In [1]:
%autosave 15

Autosaving every 15 seconds


# i. Curse of Dimensionality

The **Curse of Dimensionality** refers to various phenomena that arise when analyzing and organizing data in high-dimensional spaces that do not occur in low-dimensional settings such as the three-dimensional physical space of everyday experience. It gives rise to following problems:

**i.** **Increase in Computation time:** Majority of the machine learning algorithms rely on the calculation of distances for model building and as the number of dimensions increases it becomes more and more **computation-intensive** to create a model out of it.


**ii.** **Hard (or almost impossible) to visualise the relationship between features:** We as humans are bound by the perception of a max of three dimensions. We can't comprehend things beyond three dimnesions. Say, we have 1000 features in the dataset. That results in a total (1000\*999)/2= 499500 combinations possible for creating the 2-D graph.
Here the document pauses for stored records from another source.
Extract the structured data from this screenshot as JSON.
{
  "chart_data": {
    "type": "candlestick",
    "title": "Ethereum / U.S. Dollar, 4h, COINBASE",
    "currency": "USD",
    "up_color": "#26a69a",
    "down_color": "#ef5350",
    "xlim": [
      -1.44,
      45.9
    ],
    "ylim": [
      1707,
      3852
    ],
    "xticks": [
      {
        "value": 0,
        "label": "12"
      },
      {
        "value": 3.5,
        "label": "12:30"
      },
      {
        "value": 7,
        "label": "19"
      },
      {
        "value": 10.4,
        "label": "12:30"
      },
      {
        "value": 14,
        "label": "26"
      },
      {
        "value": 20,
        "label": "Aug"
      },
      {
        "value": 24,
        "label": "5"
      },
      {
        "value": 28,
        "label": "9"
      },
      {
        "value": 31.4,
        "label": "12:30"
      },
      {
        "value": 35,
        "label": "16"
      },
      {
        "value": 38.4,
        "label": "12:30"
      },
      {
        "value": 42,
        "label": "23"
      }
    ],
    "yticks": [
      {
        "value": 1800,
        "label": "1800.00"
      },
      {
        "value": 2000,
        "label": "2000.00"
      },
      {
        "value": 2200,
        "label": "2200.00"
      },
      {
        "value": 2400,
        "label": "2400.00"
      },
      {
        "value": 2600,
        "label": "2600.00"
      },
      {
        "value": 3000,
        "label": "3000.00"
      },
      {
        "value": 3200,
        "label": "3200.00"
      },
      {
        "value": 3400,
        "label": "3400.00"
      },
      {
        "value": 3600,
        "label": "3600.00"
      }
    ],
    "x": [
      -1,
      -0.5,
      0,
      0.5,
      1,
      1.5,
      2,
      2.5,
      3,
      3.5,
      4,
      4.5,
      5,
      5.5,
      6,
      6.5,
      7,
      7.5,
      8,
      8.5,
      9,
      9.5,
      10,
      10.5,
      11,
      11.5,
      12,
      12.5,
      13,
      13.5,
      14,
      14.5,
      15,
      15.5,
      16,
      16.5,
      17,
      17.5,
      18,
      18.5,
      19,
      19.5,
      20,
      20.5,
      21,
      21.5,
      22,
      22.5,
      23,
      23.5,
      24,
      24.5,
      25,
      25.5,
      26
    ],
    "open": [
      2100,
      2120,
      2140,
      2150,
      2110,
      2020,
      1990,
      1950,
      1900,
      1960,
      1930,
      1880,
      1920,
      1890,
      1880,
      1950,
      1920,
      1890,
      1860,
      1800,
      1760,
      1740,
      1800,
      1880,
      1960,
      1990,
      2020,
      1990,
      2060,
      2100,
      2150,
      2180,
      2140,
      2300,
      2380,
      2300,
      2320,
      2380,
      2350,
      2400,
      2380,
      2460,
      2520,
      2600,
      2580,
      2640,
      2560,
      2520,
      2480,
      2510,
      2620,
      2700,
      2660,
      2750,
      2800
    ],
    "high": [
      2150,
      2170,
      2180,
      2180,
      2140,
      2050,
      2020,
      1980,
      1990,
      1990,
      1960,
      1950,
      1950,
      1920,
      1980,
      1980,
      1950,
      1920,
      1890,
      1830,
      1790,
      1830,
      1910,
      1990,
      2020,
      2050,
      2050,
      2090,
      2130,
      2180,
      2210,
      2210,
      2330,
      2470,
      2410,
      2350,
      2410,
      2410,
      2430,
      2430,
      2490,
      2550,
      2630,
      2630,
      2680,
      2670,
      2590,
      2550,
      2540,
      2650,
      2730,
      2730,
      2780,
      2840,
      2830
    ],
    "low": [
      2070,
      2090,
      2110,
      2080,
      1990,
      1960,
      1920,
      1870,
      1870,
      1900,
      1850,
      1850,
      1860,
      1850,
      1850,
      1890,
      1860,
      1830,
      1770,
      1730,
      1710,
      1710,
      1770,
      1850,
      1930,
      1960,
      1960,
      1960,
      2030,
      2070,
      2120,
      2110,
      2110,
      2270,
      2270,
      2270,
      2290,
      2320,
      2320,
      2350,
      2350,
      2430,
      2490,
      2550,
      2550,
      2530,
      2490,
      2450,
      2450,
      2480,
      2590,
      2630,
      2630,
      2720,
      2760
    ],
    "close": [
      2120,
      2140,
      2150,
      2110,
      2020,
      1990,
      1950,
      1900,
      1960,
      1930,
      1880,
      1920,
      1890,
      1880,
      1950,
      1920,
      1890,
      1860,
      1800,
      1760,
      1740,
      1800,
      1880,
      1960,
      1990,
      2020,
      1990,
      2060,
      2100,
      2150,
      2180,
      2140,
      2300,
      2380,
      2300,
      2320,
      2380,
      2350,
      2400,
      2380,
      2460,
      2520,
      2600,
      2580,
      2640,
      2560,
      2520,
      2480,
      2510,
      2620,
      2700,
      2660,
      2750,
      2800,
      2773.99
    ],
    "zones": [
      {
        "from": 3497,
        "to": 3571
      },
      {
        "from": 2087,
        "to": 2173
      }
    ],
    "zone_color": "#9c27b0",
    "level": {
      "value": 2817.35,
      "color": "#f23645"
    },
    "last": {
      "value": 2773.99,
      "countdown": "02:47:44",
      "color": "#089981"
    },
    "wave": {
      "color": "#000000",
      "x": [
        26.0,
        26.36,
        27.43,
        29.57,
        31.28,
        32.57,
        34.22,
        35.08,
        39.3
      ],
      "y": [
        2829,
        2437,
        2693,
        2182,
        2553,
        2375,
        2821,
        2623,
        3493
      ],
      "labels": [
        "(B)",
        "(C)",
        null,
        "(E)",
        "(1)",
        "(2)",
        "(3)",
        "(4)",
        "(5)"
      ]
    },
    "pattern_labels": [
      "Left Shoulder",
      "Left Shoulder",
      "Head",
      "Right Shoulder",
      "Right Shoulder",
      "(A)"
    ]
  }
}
Questions that need to be asked at this point:

- Are all the features really contributing to decision making?
- Is there a way to come to the same conclusion using a lesser number of features?
- Is there a way to combine features to create a new feature and drop the old ones?
- Is there a way to remodel features in a way to make them visually comprehensible?
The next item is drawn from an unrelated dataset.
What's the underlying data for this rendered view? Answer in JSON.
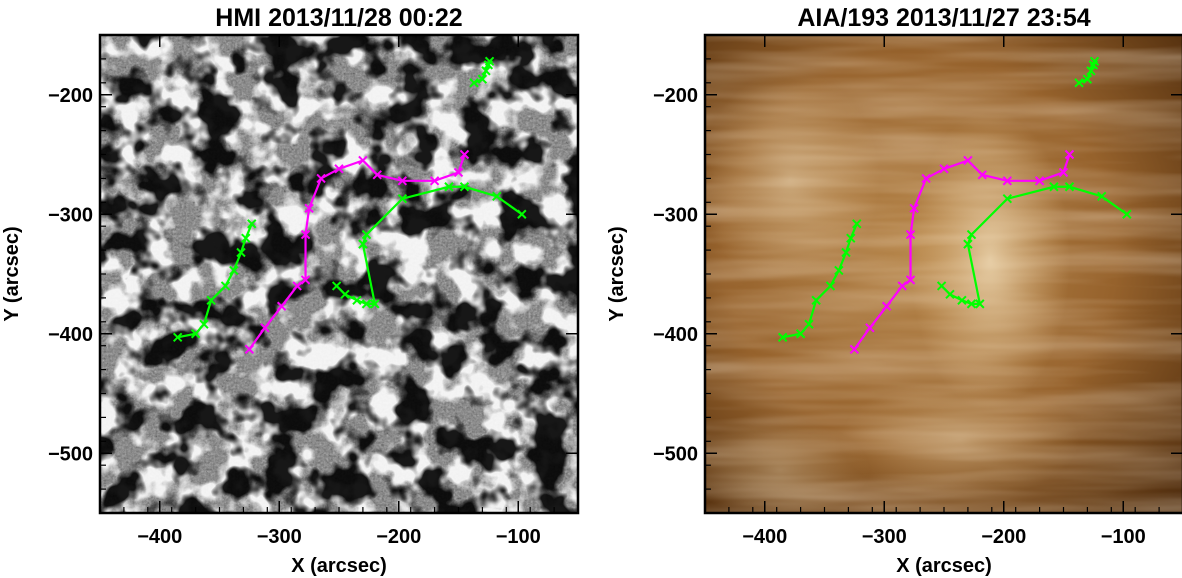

Dimensionality reduction techniques such as PCA, waltz in as our saviour.

# ii PCA (Principal Component Analysis).

**PCA (Principal Component Analysis)** is a dimensionality reduction technique -- not an elimination one -- using which we can reduce the number of features to be used for building the models without losing a significant meaning (or variation) of the data. 

**It essentially reduces the degree of freedom of the dataset avoiding chances of overfitting.** 

**General Idea:** Here in PCA, the general idea is to take couple of features at a time and workaroud them in such a way that they can be represented by lesser number of features without losing too much variation from the original dataset.

There are two approaches to implement PCA: 

- **SVD (Singular Value Decomposition)**: Here, PCA can be done by the singular value decomposition of a data matrix.


- **Eigen-decomposition of Σ**: PCA can be done by eigenvalue decomposition of a data covariance (or correlation) matrix.

## i.i Principal Components

**Principal Components** are **derived features which explain the maximum variance in the data**. The first component explains the maximum variance of the data, the second a bit less, and the third a bit lesser and it goes on and on.

Each of the new dimensions found using PCA is a linear combination of the old features.

## i.ii Steps involved in PCA implementing SVD

Let's have a look at how two features at a time can be represented by a single one i.e principal components, via PCA using SVD:

### Step i.
Straight off the bat, PCA is gonna standard normalize our data such that its mean=0 and s.d=1. This is also called  **Parallel Translation** or **Standardization**. **The main reason for normalization is to ensure that features with larger scales do not dominate the analysis, but in some cases this may not be a concern.**


### Step ii.
Now to find out a single feature representing two features at a time, PCA will find a **kinda "best fitted line"** representing features X1 and X2. **It finds the direction in which the data varies the most, and the line in that very direction will be our "first principal component"**. 

### Step iii. 
Now, to find out that best fitted line, PCA starts off with a line in any initial direction passing through the origin and **iteratively update it to converge to the first principal compomnent** by calculating the **"summission of squares of distances between the datapoints and their projections on those random lines"**. **Whichever line will have the least said distances computed altogether, will be finalized as the PC1.**

To ease up the calculations, instead of computing the distances between the projections and the datapoints, PCA calculates the distances of those projections from the origin and accordingly deems the PC1 the one with having the maximum said distance from the origin.

The variance of the data projected onto PC1, which is equal to the sum of squares of distances between the projections and the origin, is know as **Eigen Value for PC1**. Similarly, the eigenvalue for PC2 is the variance of the data projected onto PC2, and so on.

**Trivia**: Square root of Eigen Value for PC1 is referred as **Singular Value of PC1**.

### Step iv. 
Now to find out the **PC2**, a perpendicular plane to PC1 is being drawn through the origin, and quite similarly a plane perpendicular to both PC1 and PC2 will be our **PC3**, and this goes on and on.


### Step v. 
Now, the optimal number of PCs can be chosen based on the variance each PC accounts for. The graph representing the **explained variance ratios** each PC holds on to is referred to as **Scree Plot**.

The **"optimal number of PCs"** to retain depends on the **specific application** and **the desired trade-off between explained variance and dimensionality reduction**. 

**NOTE**: The **Scree Plot** can be a useful tool for visualizing the amount of variance explained by each PC, but it is not always clear where to set the cutoff. Other methods, such as cross-validation or information criteria, may be used to determine the optimal number of PCs.